Nella notizia, viene indicato che tale incontro potrebbe essere condotto dal Ministro degli Esteri Hakan Fidan o dal capo dell'Organizzazione Nazionale di Intelligence (MIT) İbrahim Kalın.
Si sostiene che tale proposta sia emersa in seguito ai contatti diplomatici condotti tra l'amministrazione guidata dal Presidente provvisorio siriano Ahmed al-Shara e i curdi siriani.
Secondo le informazioni basate su fonti regionali che hanno preferito rimanere anonime, l'incontro previsto tra Mazlum Abdi e i funzionari turchi si terrà in base all'andamento dei contatti che dovrebbero iniziare oggi a Damasco.
Tuttavia, secondo le informazioni ottenute da Al-Monitor, il governo centrale siriano ha rinviato i colloqui senza fornire alcuna giustificazione e senza indicare una nuova data.
MESSAGGIO DI SOSTEGNO DAGLI USA ALLE SDG VIA TELEFONO
Un altro sviluppo degno di nota nella notizia è che l'ex inviato speciale degli Stati Uniti per la Siria, Tom Barrack, che ha servito anche come ambasciatore ad Ankara durante l'amministrazione di Donald Trump, ha avuto una conversazione telefonica con Mazlum Abdi giovedì scorso.

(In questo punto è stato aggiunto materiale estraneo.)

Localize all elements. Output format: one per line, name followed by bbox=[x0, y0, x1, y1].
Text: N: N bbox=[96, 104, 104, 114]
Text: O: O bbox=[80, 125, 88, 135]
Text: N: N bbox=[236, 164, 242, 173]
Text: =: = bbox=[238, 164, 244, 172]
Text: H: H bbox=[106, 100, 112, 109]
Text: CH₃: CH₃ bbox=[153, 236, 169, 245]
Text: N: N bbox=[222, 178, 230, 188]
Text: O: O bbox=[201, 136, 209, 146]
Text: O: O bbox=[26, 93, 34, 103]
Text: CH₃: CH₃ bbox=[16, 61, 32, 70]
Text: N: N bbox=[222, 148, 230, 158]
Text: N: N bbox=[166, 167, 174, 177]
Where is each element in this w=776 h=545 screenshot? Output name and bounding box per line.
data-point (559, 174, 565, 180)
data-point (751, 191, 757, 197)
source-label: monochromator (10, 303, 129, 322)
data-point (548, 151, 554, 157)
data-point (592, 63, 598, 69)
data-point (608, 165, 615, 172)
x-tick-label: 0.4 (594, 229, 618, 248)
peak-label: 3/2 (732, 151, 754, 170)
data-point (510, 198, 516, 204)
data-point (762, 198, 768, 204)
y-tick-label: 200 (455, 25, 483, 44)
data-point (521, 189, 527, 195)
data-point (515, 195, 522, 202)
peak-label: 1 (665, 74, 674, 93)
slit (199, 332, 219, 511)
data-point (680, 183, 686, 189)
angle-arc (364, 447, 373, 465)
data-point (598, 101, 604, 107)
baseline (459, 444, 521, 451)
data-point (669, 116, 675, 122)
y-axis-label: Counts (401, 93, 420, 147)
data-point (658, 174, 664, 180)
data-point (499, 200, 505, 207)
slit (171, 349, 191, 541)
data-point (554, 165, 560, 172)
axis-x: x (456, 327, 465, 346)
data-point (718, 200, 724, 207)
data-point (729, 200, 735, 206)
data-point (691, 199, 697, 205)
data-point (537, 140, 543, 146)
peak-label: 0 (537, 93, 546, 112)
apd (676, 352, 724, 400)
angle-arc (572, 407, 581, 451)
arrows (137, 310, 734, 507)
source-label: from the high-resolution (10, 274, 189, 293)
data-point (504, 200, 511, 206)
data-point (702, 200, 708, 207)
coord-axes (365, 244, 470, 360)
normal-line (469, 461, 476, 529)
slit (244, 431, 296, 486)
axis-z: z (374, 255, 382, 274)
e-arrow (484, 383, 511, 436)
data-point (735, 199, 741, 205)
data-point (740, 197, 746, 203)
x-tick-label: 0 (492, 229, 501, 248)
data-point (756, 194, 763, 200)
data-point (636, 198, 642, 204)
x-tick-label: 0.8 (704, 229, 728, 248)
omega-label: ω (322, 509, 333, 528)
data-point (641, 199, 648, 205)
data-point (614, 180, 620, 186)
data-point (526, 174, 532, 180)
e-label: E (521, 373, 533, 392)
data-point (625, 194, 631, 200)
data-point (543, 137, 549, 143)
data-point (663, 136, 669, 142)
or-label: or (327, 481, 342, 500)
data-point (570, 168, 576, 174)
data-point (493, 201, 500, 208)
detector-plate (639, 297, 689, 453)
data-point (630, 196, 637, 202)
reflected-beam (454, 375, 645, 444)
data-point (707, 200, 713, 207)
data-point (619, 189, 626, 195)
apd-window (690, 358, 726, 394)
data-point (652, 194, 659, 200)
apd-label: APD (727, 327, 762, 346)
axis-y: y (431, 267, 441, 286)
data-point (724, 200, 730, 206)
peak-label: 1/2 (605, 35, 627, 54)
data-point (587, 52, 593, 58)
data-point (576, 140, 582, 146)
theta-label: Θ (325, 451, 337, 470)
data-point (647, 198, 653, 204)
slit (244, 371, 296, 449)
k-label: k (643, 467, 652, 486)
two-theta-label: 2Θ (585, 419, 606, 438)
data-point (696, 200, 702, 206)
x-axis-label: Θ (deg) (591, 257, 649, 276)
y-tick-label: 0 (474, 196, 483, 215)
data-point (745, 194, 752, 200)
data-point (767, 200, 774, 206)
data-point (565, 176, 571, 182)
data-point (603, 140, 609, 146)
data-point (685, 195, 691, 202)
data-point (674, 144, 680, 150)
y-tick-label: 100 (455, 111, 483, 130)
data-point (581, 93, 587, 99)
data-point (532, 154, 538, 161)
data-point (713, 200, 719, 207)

Le fonti hanno riferito che questa telefonata è stata effettuata da Barrack da Damasco e che, durante il colloquio, è stata data alle SDG la garanzia che gli Stati Uniti continueranno il loro sostegno nella lotta contro l'ISIS. È emerso inoltre che Barrack ha espresso la necessità di proseguire i "colloqui di de-escalation" condotti tra le SDG e la Turchia con la mediazione degli Stati Uniti.
DOPO 13 ANNI È STATA AMMAINATA LA BANDIERA AMERICANA A DAMASCO
Anche il luogo in cui si è svolto l'incontro ha un significato simbolico. È stato riferito che Barrack si trovava nella residenza dell'Ambasciata degli Stati Uniti a Damasco, chiusa dall'inizio della guerra, e che in occasione di questa visita la bandiera americana è stata issata sulla residenza per la prima volta dopo 13 anni.
IL LEADER DELLE YPG MAZLUM ABDI: SIAMO IN CONTATTO CON LA TURCHIA
Il leader dell'organizzazione terroristica YPG, Mazlum Abdi, in un'intervista rilasciata a un canale televisivo, aveva dichiarato di aver stabilito contatti "diretti" con i funzionari turchi e di essere aperto a un incontro con il Presidente della Repubblica di Turchia Recep Tayyip Erdoğan.
Affermando di aver raggiunto un cessate il fuoco con la Turchia, Mazlum Abdi ha dichiarato quanto segue:
“Abbiamo un cessate il fuoco con la Turchia da due mesi e mezzo. Si tratta di una calma temporanea e condizionata. Speriamo che si trasformi in un cessate il fuoco permanente. Abbiamo relazioni dirette e canali diretti con la Turchia, e ci sono anche dei mediatori. Speriamo che queste relazioni si sviluppino.”
Riguardo alla decisione dell'organizzazione terroristica PKK di deporre le armi, il leader delle YPG Mazlum Abdi ha affermato: "Abbiamo accolto con favore questa decisione. È una loro decisione privata, ovvero la decisione del PKK stesso. La decisione di ritiro del PKK ha avuto effetti su questa regione e, secondo me, il nostro attuale cessate il fuoco con la Turchia è un prodotto di questo processo di risoluzione”.